Spieler, die ihm nicht mehr genügten, rasierte er ohne Mitleid. Für viele handelte er konsequent, für andere brutal. Und als die Spieler mal gegen Interimstrainer Boro Kuzmanovic (61) meuterten, marschierte Sutter auf den Trainingsplatz und stellte die Spieler in den Senkel.

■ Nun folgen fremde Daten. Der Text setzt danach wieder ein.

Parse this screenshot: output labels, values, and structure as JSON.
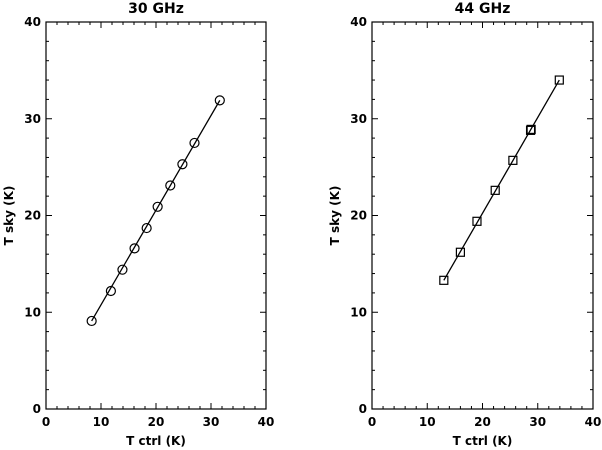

Und da wäre die Personalie Nassim Ben Khalifa. In ihm sah Sutter etwas Besonderes. Er glaubte, mit vielen Einzelgesprächen, mit Toleranz und Hingabe, könne aus dem selbstbewussten Stürmer noch mehr rausgekitzelt werden. Sutter sagte mal im Rückblick: «In keinen Spieler habe ich so viel investiert.» Er wird bitter enttäuscht. Ben Khalifa entwickelt sich zum störrischen, widerspenstigen, stolzen Spieler, mit dem Trainer Zeidler immer weniger gut klarkommt. Einen Transfer in die Challenge League lehnt er ab. Also wird er kaltgestellt. Der Klub schliesst ihn von einzelnen Trainings aus. Ben Khalifa aber klagt sich mit Erfolg ins Training zurück. Das Verhältnis ist aber nicht zu kitten. Sutter lässt ihn fallen.

Auch andere müssen gehen, obwohl sie im Team und bei den Fans beliebt sind: Aussenverteidiger Andreas Wittwer beispielsweise oder Jérémy Guillemenot.

Fast Nati-Manager

2019 verhandelte Sutter mit dem Schweizer Fussball-Verband über die neu geschaffene Position des Nati-Managers. Er schaffte es in die Endauswahl, ehe ihm Pierluigi Tami vorgezogen wurde. Auch da soll Sutter konsequent und selbstbewusst aufgetreten sein. Vielleicht zu konsequent. Auch deshalb wurde ihm Tami vorgezogen, der Pflegeleichtere.

Womöglich wäre Sutter heute noch Espen-Sportchef, wenn er bereit gewesen wäre, sich mit Stilz zu arrangieren. Das Teilen der Verantwortung lehnte er jedoch kategorisch ab. Er blieb konsequent. Bis zum bitteren Ende.